Realising the gravity of the war situation, Vera decides on becoming a nurse, feeling her studies are somewhat frivolous under the circumstances. She undergoes her training and then proceeds to tend the wounded soldiers sent back to England. Vera then transfers to France to feel nearer her brother and to nurse the injured behind the front lines. Ironically she finds herself attending to German soldiers’ wounds, but is also instrumental in returning her brother to full health as well. Vera’s recall from frontline nursing is very indicative of her class status and undoubtedly exasperates her. Whilst at home news comes of her brother’s death in Italy, where she thought the fighting was less intense.

Vera makes good on the promise she made to her brother at their final parting and returns to Oxford. Initially she does not thrive weighed down by all the ghosts around her. At the end her healing begins with a powerful statement at a demonstration and her personal resolve to ensure that those whom she loved and lost would not be forgotten.

I have not read Testament of Youth but if the film is a reasonable interpretation of it, then I think Vera succeeded in her quest to remember those lost in battle. The overwhelming sense I got from the film was that of a very innocent almost naive generation within Vera’s class in society. They were from another world where privilege cushioned members from a harsher reality. Women had servants to run the home, so were always immaculate and genteel and virtually a social adornment for the men, whose stiff upper lip was highly evident. The war shattered the illusionary world that Vera inhabited and became a great leveller of society in some respects. Officers from the upper classes fought alongside the sons of the working class. They faced the same bullets, barbed wire, shells and mustard gas and were wounded and killed in the same awful way. With her own wartime experiences Vera kicked against and helped bring down her world and the etiquettes she despised.

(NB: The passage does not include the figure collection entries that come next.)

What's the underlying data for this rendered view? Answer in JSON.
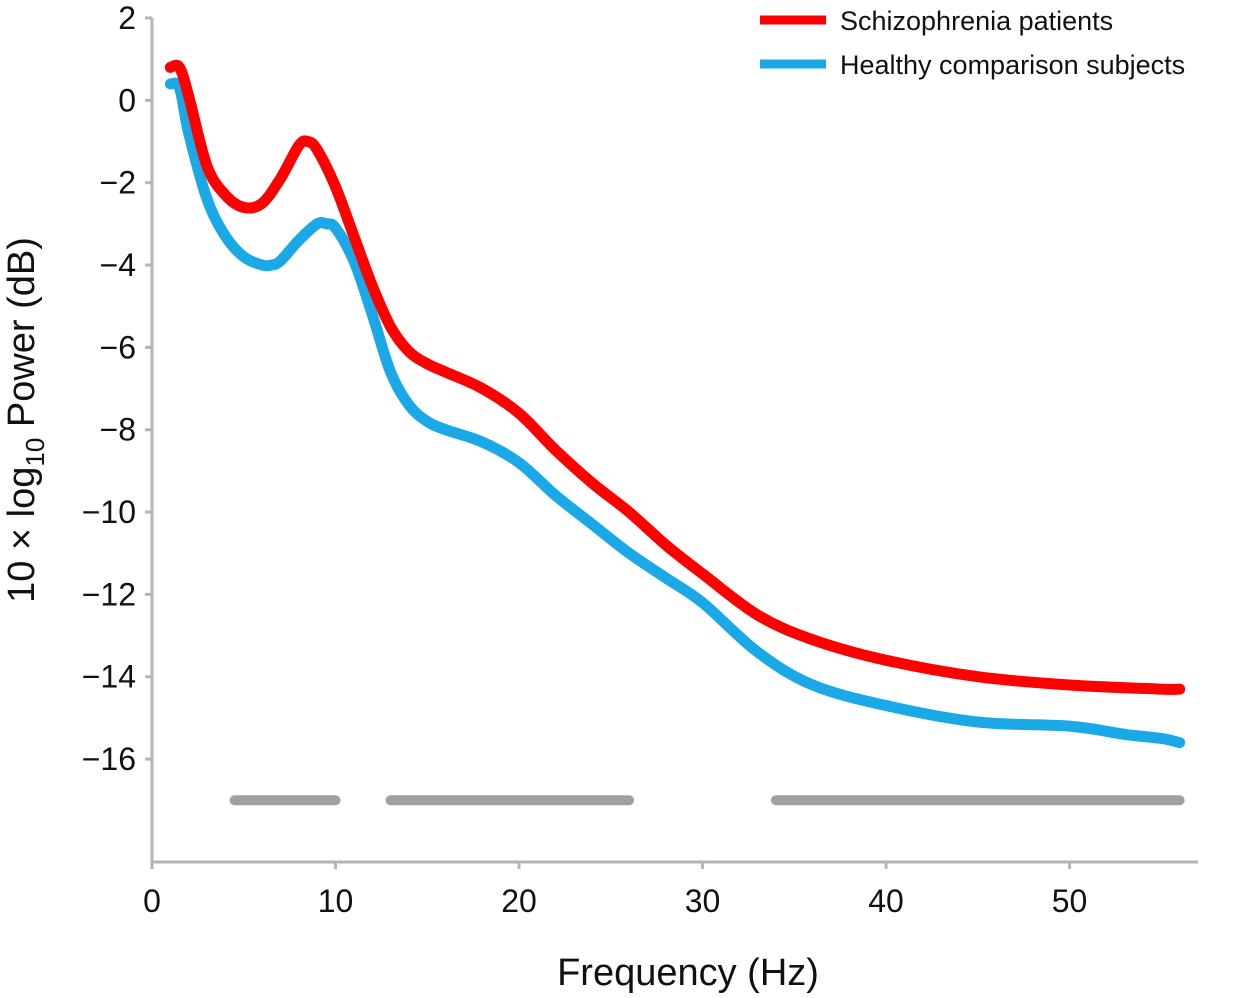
{
  "chart_data": {
    "type": "line",
    "title": "",
    "xlabel": "Frequency (Hz)",
    "ylabel_parts": {
      "prefix": "10 × log",
      "subscript": "10",
      "suffix": " Power (dB)"
    },
    "xlim": [
      0,
      57
    ],
    "ylim": [
      -18.5,
      2
    ],
    "xticks": [
      0,
      10,
      20,
      30,
      40,
      50
    ],
    "yticks": [
      2,
      0,
      -2,
      -4,
      -6,
      -8,
      -10,
      -12,
      -14,
      -16
    ],
    "ytick_labels": [
      "2",
      "0",
      "−2",
      "−4",
      "−6",
      "−8",
      "−10",
      "−12",
      "−14",
      "−16"
    ],
    "grid": false,
    "legend_position": "top-right",
    "series": [
      {
        "name": "Schizophrenia patients",
        "color": "#ff0000",
        "x": [
          1,
          1.5,
          2,
          3,
          4,
          5,
          6,
          7,
          8,
          8.5,
          9,
          10,
          11,
          12,
          13,
          14,
          15,
          16,
          18,
          20,
          22,
          24,
          26,
          28,
          30,
          33,
          36,
          40,
          45,
          50,
          55,
          56
        ],
        "y": [
          0.8,
          0.8,
          0.1,
          -1.6,
          -2.3,
          -2.6,
          -2.5,
          -1.9,
          -1.1,
          -1.0,
          -1.2,
          -2.1,
          -3.3,
          -4.5,
          -5.5,
          -6.1,
          -6.4,
          -6.6,
          -7.0,
          -7.6,
          -8.5,
          -9.3,
          -10.0,
          -10.8,
          -11.5,
          -12.5,
          -13.1,
          -13.6,
          -14.0,
          -14.2,
          -14.3,
          -14.3
        ]
      },
      {
        "name": "Healthy comparison subjects",
        "color": "#1aa8e6",
        "x": [
          1,
          1.5,
          2,
          3,
          4,
          5,
          6,
          6.5,
          7,
          8,
          9,
          9.5,
          10,
          11,
          12,
          13,
          14,
          15,
          16,
          18,
          20,
          22,
          24,
          26,
          28,
          30,
          33,
          36,
          40,
          45,
          50,
          53,
          55,
          56
        ],
        "y": [
          0.4,
          0.3,
          -0.8,
          -2.4,
          -3.3,
          -3.8,
          -4.0,
          -4.0,
          -3.9,
          -3.4,
          -3.0,
          -3.0,
          -3.1,
          -3.9,
          -5.2,
          -6.6,
          -7.4,
          -7.8,
          -8.0,
          -8.3,
          -8.8,
          -9.6,
          -10.3,
          -11.0,
          -11.6,
          -12.2,
          -13.4,
          -14.2,
          -14.7,
          -15.1,
          -15.2,
          -15.4,
          -15.5,
          -15.6
        ]
      }
    ],
    "significance_bars": {
      "color": "#a0a0a0",
      "y": -17,
      "ranges": [
        [
          4.5,
          10
        ],
        [
          13,
          26
        ],
        [
          34,
          56
        ]
      ]
    }
  }
}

Vera Brittain’s book has been described as the voice of a generation and I can see why as the film is full of service, honour, loss and the futility of it. It is one person trying to comprehend and live with the aftermath of war and find some meaning to the ravages of conflict. This film (and presumably the book) espouses a generation of men who sacrificed their youth, vigour, optimism, hope and lives to fight for a cause that was bigger than them. In that respect they are the Glorious Dead and should be honoured and remembered for paying the ultimate price for our freedom. But as I listened to Vera’s impassioned statement at the end of the film, I was reminded of a poem I learned about in school which still affects me deeply. Dulce et Decorum Est is from Wilfred Owen a voice from the trenches, who I suspect came from a similar world to Vera Brittain. In those lines the hideous consequences of war are laid bare and show the utter lack of glory in drowning in your own bodily fluids after a gas attack, and every nationality on the battlefield faced the same horrific fate. Each new battle and counter-attack perpetuated a cycle of revenge with hardly any gain for either side. Vera Brittain came to realise this as did Wilfred Owen who implored future generations with this plea:

“My friend, you would not tell with such high zest To children ardent for some desperate glory, The old Lie: Dulce et decorum est Pro patria mori”. (my translation-to die for one’s country is a great and noble thing).